Archive

Posts Tagged ‘Crowdsourcing’

Digitize First, Catalog Later?

April 1st, 2010 Quantum Archivist No comments

In the digital collection building workshops we do for SAA, we always have emphasized the idea that you should never digitize a collection that isn’t already processed. We generally leave the definition of “processed” a bit vague. At the most basic level, we mean that until you have some organized list of the items that you want to digitize, you shouldn’t start slapping random content on the scanner bed.  In practice this meant that you didn’t digitize until you had item-level control of the collection, even if there was only a title without any other descriptive information. The value added descriptive information is something we would advocate adding as part of the digitizing workflow process.

Now I am beginning to wonder if that idea is not quite as valid for born digital content. Perhaps if we just put the stuff out there with the absolute minimum of control, and let the crowd of interested amateur experts fill in the details beyond what we can derive automatically we might be better off, or at least farther ahead.

For most born digital content I can know a few basic things mostly automatically: where it came from, who created it (sometimes), and what it is (document, photograph, moving image, etc) and its file format (jpg, pdf, mp4, mp3, etc.). I can assign it the few required fields in a management system automatically, with something as basic as the title being simply the file name. Could I then  just toss it out there and allow the crowd to fill in the other details?

Even if I assume that there are equal parts “Wisdom of the Masses” and “Madness of the Mob” out there, would I get enough good information to make it worth the work of separating the wheat from the chaff?

One argument on the positive side is that, unless you have a very highly focused collection with a very small temporal span, no one organization or institution can possibly have all the expertise to create high quality, in-depth information about all of its collections. And there are a lot of people out there who may know more about the Ukraine, or about DU in the 1940s than the folks here in Denver in the early part of the 21st century.
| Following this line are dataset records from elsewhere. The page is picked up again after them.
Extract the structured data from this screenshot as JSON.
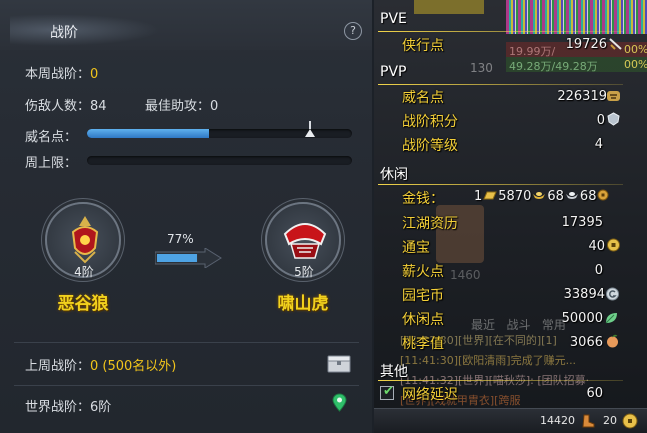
{
  "rank_panel": {
    "title": "战阶",
    "help_icon": "?",
    "weekly_rank_label": "本周战阶：",
    "weekly_rank_value": "0",
    "kills_label": "伤敌人数：",
    "kills_value": "84",
    "assists_label": "最佳助攻：",
    "assists_value": "0",
    "prestige_label": "威名点：",
    "prestige_fill": 0.46,
    "weekly_cap_label": "周上限：",
    "weekly_cap_fill": 0,
    "current_rank": {
      "level": "4阶",
      "name": "恶谷狼"
    },
    "next_rank": {
      "level": "5阶",
      "name": "啸山虎"
    },
    "progress_percent": "77%",
    "progress_fill": 0.77,
    "last_week_label": "上周战阶：",
    "last_week_value": "0 (500名以外)",
    "world_rank_label": "世界战阶：",
    "world_rank_value": "6阶",
    "accent_color": "#f2c51b"
  },
  "currency_panel": {
    "pve": {
      "header": "PVE",
      "items": [
        {
          "label": "侠行点",
          "value": "19726",
          "icon": "sword-icon"
        }
      ]
    },
    "pvp": {
      "header": "PVP",
      "items": [
        {
          "label": "威名点",
          "value": "226319",
          "icon": "tiger-icon"
        },
        {
          "label": "战阶积分",
          "value": "0",
          "icon": "crest-icon"
        },
        {
          "label": "战阶等级",
          "value": "4"
        }
      ]
    },
    "leisure": {
      "header": "休闲",
      "money_label": "金钱：",
      "money": {
        "gold_bars": "1",
        "gold": "5870",
        "silver": "68",
        "copper": "68"
      },
      "items": [
        {
          "label": "江湖资历",
          "value": "17395"
        },
        {
          "label": "通宝",
          "value": "40",
          "icon": "coin-icon"
        },
        {
          "label": "薪火点",
          "value": "0"
        },
        {
          "label": "园宅币",
          "value": "33894",
          "icon": "house-coin-icon"
        },
        {
          "label": "休闲点",
          "value": "50000",
          "icon": "leaf-icon"
        },
        {
          "label": "桃李值",
          "value": "3066",
          "icon": "peach-icon"
        }
      ]
    },
    "other": {
      "header": "其他",
      "items": [
        {
          "label": "网络延迟",
          "value": "60",
          "checked": true
        }
      ]
    },
    "bottom_bar": {
      "value1": "14420",
      "value2": "20"
    },
    "background": {
      "hp_text_1": "19.99万/",
      "hp_pct_1": "00%",
      "hp_text_2": "49.28万/49.28万",
      "hp_pct_2": "00%",
      "level": "130",
      "faded_number": "1460",
      "tabs": "最近   战斗   常用",
      "chat_lines": [
        "[11:31:30][世界][在不同的][1]",
        "[11:41:30][欧阳清雨]完成了赚元...",
        "[11:41:32][世界][喵秋莎]: [团队招募·",
        "[世界][戏就甲胄衣][跨服"
      ]
    }
  }
}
Could our role as archivists and repository managers be to view and review, rather than to create and catalog?

I don’t think this really can work, or can it?

Distributed Cataloging and the Semantic Web

March 9th, 2010 Quantum Archivist 2 comments

In the first couple of Harry Potter books, the editions that were offered for sale in the United States were Americanized versions of the original works. What was a “jumper” in the original became a “sweater” in the US version. Lorries became trucks, boots became trunks, etc. Even the title of the first book was changed to suit the American audience. Once the books became a world-wide phenomenon, everyone was presumably familiar with Britishisms and the practice stopped I believe.

This is an interesting and possibly significant issue as we begin to develop our distributed cataloging project for the work of Semyon Fridlyand. Will we need to develop a semantic thesaurus of some kind that will help us bridge the gap between how we think about and name things and how others do? Adding to the dilemma is the fact that we will also be dealing with multiple languages and even multiple alphabets.

At the Web Wise conference last week, I heard Monika Hagendorn-Saupe of Europeana the EU’s aggregator of digital libraries. They are dealing with a huge alphabetic, semantic, and language issue and are developing a semantic search engine that you can test. I think it has promise and I’m hoping to find out more about the project and will report it here.

The concept of the semantic web has been around for a number of years, and for at least 10 years we’ve been hearing how the semantic web would change the way we use the web. The automatic linking of similar ideas, even if those ideas are not specifically indicated in the resource has been something of a holy grail for information professionals since the digital age began and we realized that it would be impossible to maintain metadata about digital content in the way that we did for analog content.

Finding a way out of our semantic/language/alphabet dilemma is going to be a bigger deal than we had originally thought when we come up with this idea.